The study protocol was approved by the Experimental Animal Research Ethics Committee of Hubei University of Medicine. All animals were treated in accordance with guidelines of the Committee on Animals of the Hubei University of Medicine. MKN74 cells (oe-NC and oe-HNF4A) were injected into subcutaneous tissue of female BALB/c nude mice. After 28 days, all the mice were euthanized, and the tumors were collected for weighing and volume measurement. The tumor volume was calculated using the following formula: volume = length × (width)2/2.

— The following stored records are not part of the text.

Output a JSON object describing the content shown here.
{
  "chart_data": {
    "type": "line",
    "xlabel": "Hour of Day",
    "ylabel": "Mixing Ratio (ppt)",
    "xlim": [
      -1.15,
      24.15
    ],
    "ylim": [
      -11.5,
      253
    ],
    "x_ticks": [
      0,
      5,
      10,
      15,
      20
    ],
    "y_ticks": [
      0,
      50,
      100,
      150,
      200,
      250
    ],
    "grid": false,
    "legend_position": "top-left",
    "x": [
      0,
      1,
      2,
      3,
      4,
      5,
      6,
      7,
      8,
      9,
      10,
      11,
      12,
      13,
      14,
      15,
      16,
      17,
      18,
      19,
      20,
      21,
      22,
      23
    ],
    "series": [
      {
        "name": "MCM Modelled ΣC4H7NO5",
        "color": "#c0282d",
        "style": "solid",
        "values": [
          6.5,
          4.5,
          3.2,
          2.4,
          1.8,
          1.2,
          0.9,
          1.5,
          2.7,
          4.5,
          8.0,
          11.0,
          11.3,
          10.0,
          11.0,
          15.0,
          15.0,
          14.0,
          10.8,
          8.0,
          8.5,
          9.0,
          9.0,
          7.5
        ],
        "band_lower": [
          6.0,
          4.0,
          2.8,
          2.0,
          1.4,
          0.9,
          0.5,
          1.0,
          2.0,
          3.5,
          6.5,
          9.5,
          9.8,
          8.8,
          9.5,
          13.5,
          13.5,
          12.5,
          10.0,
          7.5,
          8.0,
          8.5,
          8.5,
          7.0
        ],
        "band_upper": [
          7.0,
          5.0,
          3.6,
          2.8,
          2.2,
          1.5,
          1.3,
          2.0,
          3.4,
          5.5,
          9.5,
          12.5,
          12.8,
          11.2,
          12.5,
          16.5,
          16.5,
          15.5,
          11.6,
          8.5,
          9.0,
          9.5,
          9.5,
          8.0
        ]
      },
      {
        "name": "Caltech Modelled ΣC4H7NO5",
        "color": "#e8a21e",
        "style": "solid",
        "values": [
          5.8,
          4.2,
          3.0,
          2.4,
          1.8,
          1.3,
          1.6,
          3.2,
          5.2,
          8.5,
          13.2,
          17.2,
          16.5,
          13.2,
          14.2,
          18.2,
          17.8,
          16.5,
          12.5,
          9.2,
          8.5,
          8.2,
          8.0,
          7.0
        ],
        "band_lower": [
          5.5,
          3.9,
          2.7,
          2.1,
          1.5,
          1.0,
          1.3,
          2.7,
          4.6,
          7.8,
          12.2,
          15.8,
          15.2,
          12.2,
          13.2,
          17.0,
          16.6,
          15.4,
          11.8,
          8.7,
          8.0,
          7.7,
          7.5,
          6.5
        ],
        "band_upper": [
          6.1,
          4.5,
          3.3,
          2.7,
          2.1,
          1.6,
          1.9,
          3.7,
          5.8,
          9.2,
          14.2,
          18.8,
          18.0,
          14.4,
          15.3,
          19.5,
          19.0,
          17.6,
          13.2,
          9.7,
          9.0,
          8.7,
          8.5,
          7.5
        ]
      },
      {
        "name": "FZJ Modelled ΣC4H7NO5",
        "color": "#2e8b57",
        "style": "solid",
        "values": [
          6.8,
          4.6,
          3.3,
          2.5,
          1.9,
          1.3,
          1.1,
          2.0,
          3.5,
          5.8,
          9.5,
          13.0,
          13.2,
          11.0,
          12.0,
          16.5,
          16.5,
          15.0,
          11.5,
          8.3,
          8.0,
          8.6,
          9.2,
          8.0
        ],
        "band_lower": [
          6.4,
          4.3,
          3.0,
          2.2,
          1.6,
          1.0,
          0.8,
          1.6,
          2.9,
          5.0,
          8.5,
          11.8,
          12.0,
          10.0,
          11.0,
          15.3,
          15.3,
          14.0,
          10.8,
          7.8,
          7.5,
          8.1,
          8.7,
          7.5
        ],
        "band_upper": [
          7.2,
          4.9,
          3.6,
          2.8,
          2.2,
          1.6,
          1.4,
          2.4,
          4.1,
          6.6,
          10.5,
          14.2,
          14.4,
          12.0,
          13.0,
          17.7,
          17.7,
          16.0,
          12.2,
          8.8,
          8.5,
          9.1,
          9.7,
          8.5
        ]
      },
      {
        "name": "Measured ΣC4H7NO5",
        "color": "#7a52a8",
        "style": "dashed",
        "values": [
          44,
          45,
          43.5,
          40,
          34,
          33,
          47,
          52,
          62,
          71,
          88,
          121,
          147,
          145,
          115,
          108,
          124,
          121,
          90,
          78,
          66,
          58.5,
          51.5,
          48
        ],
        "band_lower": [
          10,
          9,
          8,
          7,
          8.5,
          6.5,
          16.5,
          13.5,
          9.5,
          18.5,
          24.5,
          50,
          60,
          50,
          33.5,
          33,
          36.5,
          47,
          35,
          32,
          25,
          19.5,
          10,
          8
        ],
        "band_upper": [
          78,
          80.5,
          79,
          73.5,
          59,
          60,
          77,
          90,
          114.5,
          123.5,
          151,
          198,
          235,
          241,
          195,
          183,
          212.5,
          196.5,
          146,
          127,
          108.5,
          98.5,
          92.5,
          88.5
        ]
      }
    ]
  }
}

Tail vein metastasis experiment

Nude mice were randomly allocated into two groups, with 5 mice in each group. The mice in the oe-NC group and the oe-HNF4A group were injected with MKN-74 cells (oe-NC) and MKN-74 cells (oe-HNF4A), respectively. For GC cell inoculation, once the cells reached 90% confluence during the logarithmic growth phase, the culture medium was removed. Subsequently, the GC cells were harvested and rinsed twice with sterile, pre-cooled PBS to generate a cell suspension at a density of 1×10⁷ cells/ml. For tail-vein injection of the GC cells, 100 μL of the cell suspension was gently injected into the caudal vein. After 30–40 days, the nude mice were weighted and humanely euthanized, and their lung tissues were dissected for subsequent HE staining. Based on the HE staining results of the whole lungs, identify the number and area of the metastatic foci in the lungs of each mouse, and calculate the lung metastasis rate

Chromatin immunoprecipitation assay

The chromatin immunoprecipitation (Chip) experiment was performed as we previously described [50]. Briefly, the AGS cells were transfected with HNF4A_3*FLAG overexpression plasmids (pCDNA 3.1 vector) using Lipo 2000 (Promega, USA). Then, all cells were collected and fixed for 10 min with 1% formaldehyde, followed in sequence with SDS lysis and DNA shearing, protein and DNA immunoprecipitation, cross-linked DNA reversal and DNA purification. The DNA fragments immunoprecipitated by Magnetic Beads-conjugated Mouse anti DDDDK-Tag mAb (AE037, Proteintech, Wuhan, China) or IgG (negative control) were detected by qPCR assays.

Western blot assay

The immunoblotting assays were performed as we described previously [51]. Briefly, the GC cell lines were lysed in RIPA buffer with 1 mM PMSF. The protein concentration of all samples was quantified and normalized using BSA method. Then, the protein samples were electrophoresed and transferred to the PVDF membranes. After incubating with primary antibody and secondary antibody, the final images were visualized using a Bio-Rad Imaging System (USA). The primary antibodies used in this study were as follows: anti DDDDK-Tag mAb (AE037, Proteintech, Wuhan, China), HNF4A, (sc-101059, Santa Cruz), ZEB1 (21544-1-AP, Proteintech, Wuhan, China), EPCAM (21050-1-AP, Proteintech, Wuhan, China), E-cad (20874-1-AP, Proteintech, Wuhan, China), MUC13 (55487-1-AP, Proteintech, Wuhan, China), VIM (22031-1-AP, Proteintech, Wuhan, China), EPS8L3 (PA5-49855, ThermoFisher, USA), and OVOL2 (NBP2-42907, NOVUS, Shanghai, China).

Statistical analysis

For gene expression analysis of different subtypes of GC, the P values were estimated using Mann–Whitney nonparametric test. Survival curves were calculated using the Kaplan–Meier method, and differences between the curves were analyzed using the log-rank test. All the rest of the experiments were used unpaired t-test or one-way ANOVA test. For all experiments, a minimum of triplicates per group and repetition of at least three times was applied to achieve reproducibility. All tests with p values less than 0.05 considered statistically significant.